Just hold still for a moment…THUNK!…
So take the Halloween party on at the American base next door (McMurdo Station) over the weekend for example, I’d planned to go – right up until i got stuck fixing an eftpos problem at the shop here (I still cant believe they have a fucking gift shop) which gave me a mini migraine so I bailed on what was touted to be one of the best nights of the year (it was, apparently – my loss).
There have been a few Australians here as well, and I’ve avoided them like a pestilence. Loud and bogan Australian are not my favourite people (an Aussie drill team is currently under an alcohol ban here for breaking a fire door during a night on the turps on the weekend just gone).
Even Trev has had to tone down his “Trevness” as “loud, sweary, crude and nude” just don’t go down well here with the New Zealanders.
I’ve struggled with this continental divide – my humor simply doesn’t translate here, and I don’t get their references – I find that I generally don’t even try to relate to people any more. Conversations have been reduced to pleasant-but-dull “how are you” banter at the dinner table and although there’s a lot of interesting people here, I cant cant be stuffed.
Like I said, its me. I’m sulky and need a crew again. When can I go back to Davis?

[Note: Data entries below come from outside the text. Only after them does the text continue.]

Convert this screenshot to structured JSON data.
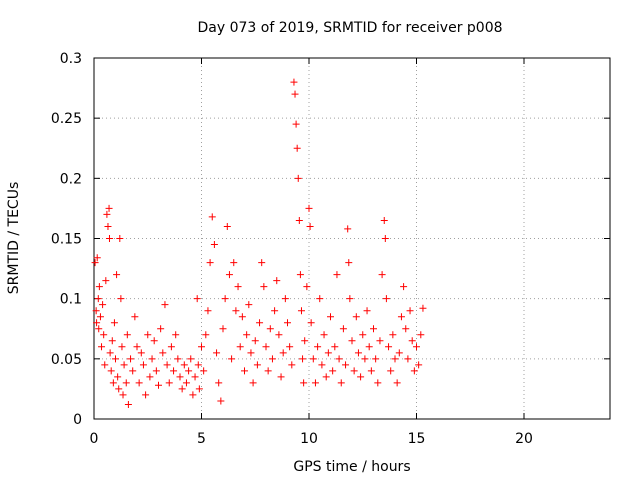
{
  "chart_data": {
    "type": "scatter",
    "title": "Day 073 of 2019, SRMTID for receiver p008",
    "xlabel": "GPS time / hours",
    "ylabel": "SRMTID / TECUs",
    "xlim": [
      0,
      24
    ],
    "ylim": [
      0,
      0.3
    ],
    "x_ticks": [
      0,
      5,
      10,
      15,
      20
    ],
    "x_tick_labels": [
      "0",
      "5",
      "10",
      "15",
      "20"
    ],
    "y_ticks": [
      0,
      0.05,
      0.1,
      0.15,
      0.2,
      0.25,
      0.3
    ],
    "y_tick_labels": [
      "0",
      "0.05",
      "0.1",
      "0.15",
      "0.2",
      "0.25",
      "0.3"
    ],
    "grid": true,
    "marker": "+",
    "color": "#ff0000",
    "series": [
      {
        "name": "SRMTID",
        "points": [
          [
            0.05,
            0.13
          ],
          [
            0.1,
            0.09
          ],
          [
            0.12,
            0.08
          ],
          [
            0.15,
            0.134
          ],
          [
            0.2,
            0.1
          ],
          [
            0.22,
            0.075
          ],
          [
            0.25,
            0.11
          ],
          [
            0.3,
            0.085
          ],
          [
            0.35,
            0.06
          ],
          [
            0.4,
            0.095
          ],
          [
            0.45,
            0.07
          ],
          [
            0.5,
            0.045
          ],
          [
            0.55,
            0.115
          ],
          [
            0.6,
            0.17
          ],
          [
            0.65,
            0.16
          ],
          [
            0.7,
            0.175
          ],
          [
            0.72,
            0.15
          ],
          [
            0.75,
            0.055
          ],
          [
            0.8,
            0.04
          ],
          [
            0.85,
            0.065
          ],
          [
            0.9,
            0.03
          ],
          [
            0.95,
            0.08
          ],
          [
            1.0,
            0.05
          ],
          [
            1.05,
            0.12
          ],
          [
            1.1,
            0.035
          ],
          [
            1.15,
            0.025
          ],
          [
            1.2,
            0.15
          ],
          [
            1.25,
            0.1
          ],
          [
            1.3,
            0.06
          ],
          [
            1.35,
            0.02
          ],
          [
            1.4,
            0.045
          ],
          [
            1.5,
            0.03
          ],
          [
            1.55,
            0.07
          ],
          [
            1.6,
            0.012
          ],
          [
            1.7,
            0.05
          ],
          [
            1.8,
            0.04
          ],
          [
            1.9,
            0.085
          ],
          [
            2.0,
            0.06
          ],
          [
            2.1,
            0.03
          ],
          [
            2.2,
            0.055
          ],
          [
            2.3,
            0.045
          ],
          [
            2.4,
            0.02
          ],
          [
            2.5,
            0.07
          ],
          [
            2.6,
            0.035
          ],
          [
            2.7,
            0.05
          ],
          [
            2.8,
            0.065
          ],
          [
            2.9,
            0.04
          ],
          [
            3.0,
            0.028
          ],
          [
            3.1,
            0.075
          ],
          [
            3.2,
            0.055
          ],
          [
            3.3,
            0.095
          ],
          [
            3.4,
            0.045
          ],
          [
            3.5,
            0.03
          ],
          [
            3.6,
            0.06
          ],
          [
            3.7,
            0.04
          ],
          [
            3.8,
            0.07
          ],
          [
            3.9,
            0.05
          ],
          [
            4.0,
            0.035
          ],
          [
            4.1,
            0.025
          ],
          [
            4.2,
            0.045
          ],
          [
            4.3,
            0.03
          ],
          [
            4.4,
            0.04
          ],
          [
            4.5,
            0.05
          ],
          [
            4.6,
            0.02
          ],
          [
            4.7,
            0.035
          ],
          [
            4.8,
            0.1
          ],
          [
            4.85,
            0.045
          ],
          [
            4.9,
            0.025
          ],
          [
            5.0,
            0.06
          ],
          [
            5.1,
            0.04
          ],
          [
            5.2,
            0.07
          ],
          [
            5.3,
            0.09
          ],
          [
            5.4,
            0.13
          ],
          [
            5.5,
            0.168
          ],
          [
            5.6,
            0.145
          ],
          [
            5.7,
            0.055
          ],
          [
            5.8,
            0.03
          ],
          [
            5.9,
            0.015
          ],
          [
            6.0,
            0.075
          ],
          [
            6.1,
            0.1
          ],
          [
            6.2,
            0.16
          ],
          [
            6.3,
            0.12
          ],
          [
            6.4,
            0.05
          ],
          [
            6.5,
            0.13
          ],
          [
            6.6,
            0.09
          ],
          [
            6.7,
            0.11
          ],
          [
            6.8,
            0.06
          ],
          [
            6.9,
            0.085
          ],
          [
            7.0,
            0.04
          ],
          [
            7.1,
            0.07
          ],
          [
            7.2,
            0.095
          ],
          [
            7.3,
            0.055
          ],
          [
            7.4,
            0.03
          ],
          [
            7.5,
            0.065
          ],
          [
            7.6,
            0.045
          ],
          [
            7.7,
            0.08
          ],
          [
            7.8,
            0.13
          ],
          [
            7.9,
            0.11
          ],
          [
            8.0,
            0.06
          ],
          [
            8.1,
            0.04
          ],
          [
            8.2,
            0.075
          ],
          [
            8.3,
            0.05
          ],
          [
            8.4,
            0.09
          ],
          [
            8.5,
            0.115
          ],
          [
            8.6,
            0.07
          ],
          [
            8.7,
            0.035
          ],
          [
            8.8,
            0.055
          ],
          [
            8.9,
            0.1
          ],
          [
            9.0,
            0.08
          ],
          [
            9.1,
            0.06
          ],
          [
            9.2,
            0.045
          ],
          [
            9.3,
            0.28
          ],
          [
            9.35,
            0.27
          ],
          [
            9.4,
            0.245
          ],
          [
            9.45,
            0.225
          ],
          [
            9.5,
            0.2
          ],
          [
            9.55,
            0.165
          ],
          [
            9.6,
            0.12
          ],
          [
            9.65,
            0.09
          ],
          [
            9.7,
            0.05
          ],
          [
            9.75,
            0.03
          ],
          [
            9.8,
            0.065
          ],
          [
            9.9,
            0.11
          ],
          [
            10.0,
            0.175
          ],
          [
            10.05,
            0.16
          ],
          [
            10.1,
            0.08
          ],
          [
            10.2,
            0.05
          ],
          [
            10.3,
            0.03
          ],
          [
            10.4,
            0.06
          ],
          [
            10.5,
            0.1
          ],
          [
            10.6,
            0.045
          ],
          [
            10.7,
            0.07
          ],
          [
            10.8,
            0.035
          ],
          [
            10.9,
            0.055
          ],
          [
            11.0,
            0.085
          ],
          [
            11.1,
            0.04
          ],
          [
            11.2,
            0.06
          ],
          [
            11.3,
            0.12
          ],
          [
            11.4,
            0.05
          ],
          [
            11.5,
            0.03
          ],
          [
            11.6,
            0.075
          ],
          [
            11.7,
            0.045
          ],
          [
            11.8,
            0.158
          ],
          [
            11.85,
            0.13
          ],
          [
            11.9,
            0.1
          ],
          [
            12.0,
            0.065
          ],
          [
            12.1,
            0.04
          ],
          [
            12.2,
            0.085
          ],
          [
            12.3,
            0.055
          ],
          [
            12.4,
            0.035
          ],
          [
            12.5,
            0.07
          ],
          [
            12.6,
            0.05
          ],
          [
            12.7,
            0.09
          ],
          [
            12.8,
            0.06
          ],
          [
            12.9,
            0.04
          ],
          [
            13.0,
            0.075
          ],
          [
            13.1,
            0.05
          ],
          [
            13.2,
            0.03
          ],
          [
            13.3,
            0.065
          ],
          [
            13.4,
            0.12
          ],
          [
            13.5,
            0.165
          ],
          [
            13.55,
            0.15
          ],
          [
            13.6,
            0.1
          ],
          [
            13.7,
            0.06
          ],
          [
            13.8,
            0.04
          ],
          [
            13.9,
            0.07
          ],
          [
            14.0,
            0.05
          ],
          [
            14.1,
            0.03
          ],
          [
            14.2,
            0.055
          ],
          [
            14.3,
            0.085
          ],
          [
            14.4,
            0.11
          ],
          [
            14.5,
            0.075
          ],
          [
            14.6,
            0.05
          ],
          [
            14.7,
            0.09
          ],
          [
            14.8,
            0.065
          ],
          [
            14.9,
            0.04
          ],
          [
            15.0,
            0.06
          ],
          [
            15.1,
            0.045
          ],
          [
            15.2,
            0.07
          ],
          [
            15.3,
            0.092
          ]
        ]
      }
    ]
  }
}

I think it’s really more to do with poor sleep patterns : the rooms are small and cramped, my roomate (we share 2 persons to a room in double bunks) is fine but is a Comms shift worker, which means his shift changes every two days and he is in and out, up and down at all hours of the day and night. To his credit he is really quiet, but it means that I have to wear earplugs at night (which sucks balls) , climb down and up a double bunk with no ladder in the dark (which sucks balls) , sneak around the tiny room in the dark when he’s asleep (which sucks balls), and cant even get dressed in my room most mornings and have to walk out to the shared bathrooms and get dressed in the shower cubicle (which sucks balls)
I slept 12 hours last Wednesday…went to bed at 6.30pm. Felt great the next day but that’s just not sustainable and I’m averaging about 3 hours of uninterrupted sleep a night in a row. Add a 6 day week to that and its a recipe for disaster (or at least Jamie losing his shit)
That’s what this Antarctic gig is all about – pacing yourself. Sustainable performance. Running the marathon and not the sprint.
I wish someone would tell my science tech colleague that – a relentless go-go-go control freak robot with zero sense of humor that needs the workspace to be ‘silent – I cant work with music on’.
FUCK!!!!!!! no tunes at work drives me insane.
November!!!! Its the first Tuesday and I still don’t know who won the Cup?
So far this month (its the 5th) has been the best month of my season!. After almost 2 solid months of stress and training on unfamiliar equipment, half baked processes, parades of weird and eccentric science types and cobbled together hardware from the 80’s,90’s and 00’s (including the ANTNz IT system) – its finally over..
I’m off my training wheels and doing the job I was employed to do and I’m science tech’ing the shit outta this role now! 🙂
Hopefully now all that stress is over , I can shed it and get back to being normal again.
OK got that all off my chest. As always a good vent lightens the load.